For AUL 8 and 9, a finalized project for on-demand usage needs to be released. In the context of this application for sami2py, a series of updates focusing on an improved workflow and code maintainability have been identified. These are demarcated as a future 0.4.0 release. Input from the community will be evaluated alongside these updates as the user base grows.
4.2 As a core dependency of the growin software tools–AUL 7
As an additional demonstration of the prototype, the sami2py module is a central dependency for the growin python module which was written to compute the Rayleigh-Taylor instability (RTI) growth rate. The calculation of the RTI growth rate is central to the development and growth of plumes of depleted plasma, or plasma bubbles, in the bottomside of the equatorial ionosphere. The growin module uses the sami2py module to run the SAMI2 model, archive the output, and load the output into Python data structures (Klenzing et al., 2022). Similar to the example code above, drift measurements are used to create a climatological drift profile from in-situ measurements. These drifts are then passed to sami2py and an ionosphere is simulated with the typical ionospheric indices for the corresponding time period. Subsequently the produced ionospheric plasma densities, drifts, and winds are used to compute flux-tube integrated quantities necessary to compute the RTI growth rate. These growth rates have been previously used to discuss bubble occurrence frequencies obtained from the CINDI (Smith and Klenzing, 2022) and Global Observations of the Limb and Disk (GOLD) (Martinis et al., 2021) missions.

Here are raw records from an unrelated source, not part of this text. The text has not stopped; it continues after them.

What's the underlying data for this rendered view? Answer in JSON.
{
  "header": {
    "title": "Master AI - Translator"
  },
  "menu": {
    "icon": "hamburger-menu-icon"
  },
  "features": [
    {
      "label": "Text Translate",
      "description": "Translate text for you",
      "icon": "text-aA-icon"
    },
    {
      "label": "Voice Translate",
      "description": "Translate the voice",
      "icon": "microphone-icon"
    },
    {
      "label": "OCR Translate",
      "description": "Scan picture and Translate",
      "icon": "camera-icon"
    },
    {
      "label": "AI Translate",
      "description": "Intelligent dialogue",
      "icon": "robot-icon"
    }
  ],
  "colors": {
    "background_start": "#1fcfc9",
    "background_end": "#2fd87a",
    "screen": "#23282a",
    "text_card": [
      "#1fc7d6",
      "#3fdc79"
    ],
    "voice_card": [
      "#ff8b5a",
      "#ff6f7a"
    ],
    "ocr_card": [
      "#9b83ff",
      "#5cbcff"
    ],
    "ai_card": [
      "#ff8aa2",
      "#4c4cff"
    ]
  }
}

Similar to the previous application, the broader ionospheric research community is the user and will benefit from a Python version of growin and the inclusion of sami2py within it. The feasibility, viability, and expected improvements can all be found within Smith and Klenzing (2022). Thus many of the milestones have been completed for this application through the previously discussed application in Section 4.1. As shown in Table 5, the key additional requirement here is the output of neutral atmospheric data, which is required to perform the RTI calculations. This has been added to sami2py as an optional output. As the other components growin were already within the operational/end user environment, the final AUL is now dependent on the progress of sami2py. Similar to the previous application, the usage of sami2py in the growin package is at an AUL of 7.

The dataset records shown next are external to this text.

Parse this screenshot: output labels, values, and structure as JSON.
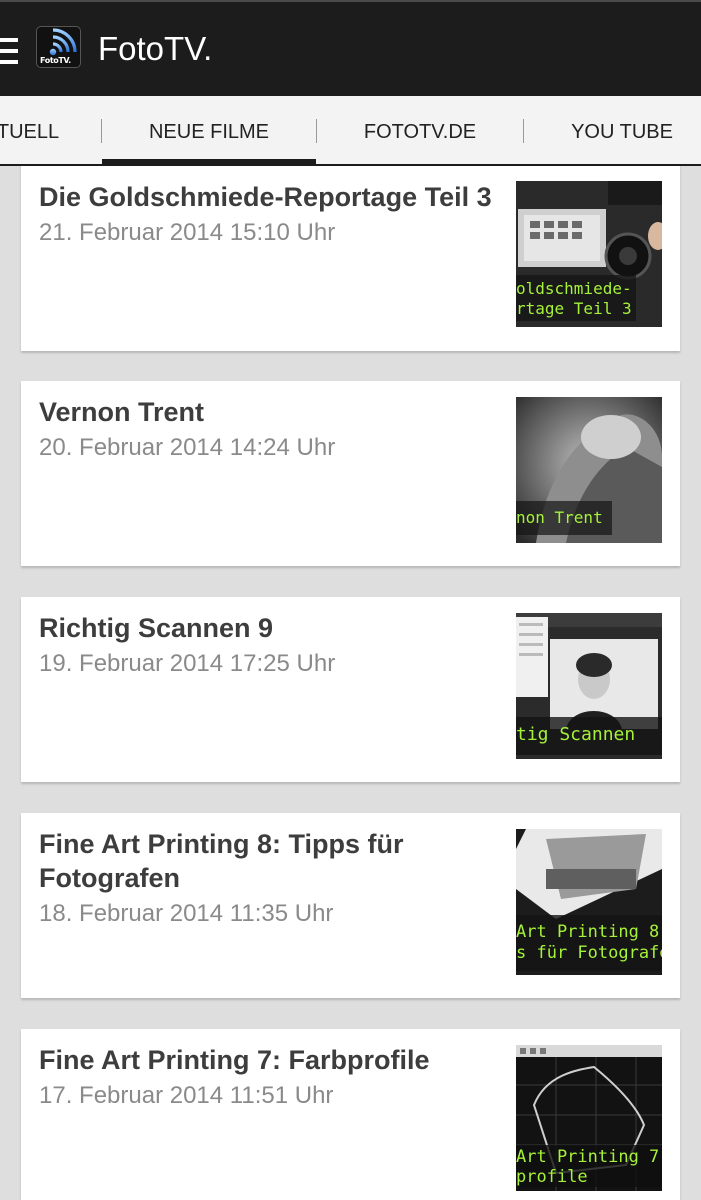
{
  "app": {
    "title": "FotoTV.",
    "logo_text": "FotoTV.",
    "menu_icon": "hamburger-menu-icon",
    "logo_icon": "rss-feed-icon"
  },
  "tabs": [
    {
      "label": "AKTUELL",
      "visible_label": "TUELL",
      "active": false
    },
    {
      "label": "NEUE FILME",
      "active": true
    },
    {
      "label": "FOTOTV.DE",
      "active": false
    },
    {
      "label": "YOU TUBE",
      "active": false
    }
  ],
  "items": [
    {
      "title": "Die Goldschmiede-Reportage Teil 3",
      "date": "21. Februar 2014 15:10 Uhr",
      "thumb_caption": [
        "oldschmiede-",
        "rtage Teil 3"
      ]
    },
    {
      "title": "Vernon Trent",
      "date": "20. Februar 2014 14:24 Uhr",
      "thumb_caption": [
        "non Trent"
      ]
    },
    {
      "title": "Richtig Scannen 9",
      "date": "19. Februar 2014 17:25 Uhr",
      "thumb_caption": [
        "tig Scannen"
      ]
    },
    {
      "title": "Fine Art Printing 8: Tipps für",
      "title_line2": "Fotografen",
      "date": "18. Februar 2014 11:35 Uhr",
      "thumb_caption": [
        " Art Printing 8:",
        "s für Fotografe"
      ]
    },
    {
      "title": "Fine Art Printing 7: Farbprofile",
      "date": "17. Februar 2014 11:51 Uhr",
      "thumb_caption": [
        " Art Printing 7:",
        "profile"
      ]
    }
  ],
  "colors": {
    "appbar": "#1c1c1c",
    "caption_green": "#a6f23a",
    "background": "#dedede"
  }
}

4.3 Application: Educational tool–AUL 1
Beyond the research community, another user community has been identified but not yet contacted. The code here can also be used as an educational tool as part of a Space Weather of Ionospheric Electrodynamics curriculum. The straightforward and modular nature of the code makes it practical to incorporate into homework or class projects as needed. As this application has been identified, but specific requirements have not been defined and incorporated into the code, this is defined as an AUL 1 project. Work is ongoing, and interested parties should contact the authors to help better refine this project and requirements for these purposes.
5 Summary and further work
This work documents an overview of the sami2py code and several potential applications. The proposed applications are documented here and their progress towards on-demand use using the Application Usability Level framework. Ongoing assessment and progress of these AULs will be updated online at the projects page of the GitHub repository.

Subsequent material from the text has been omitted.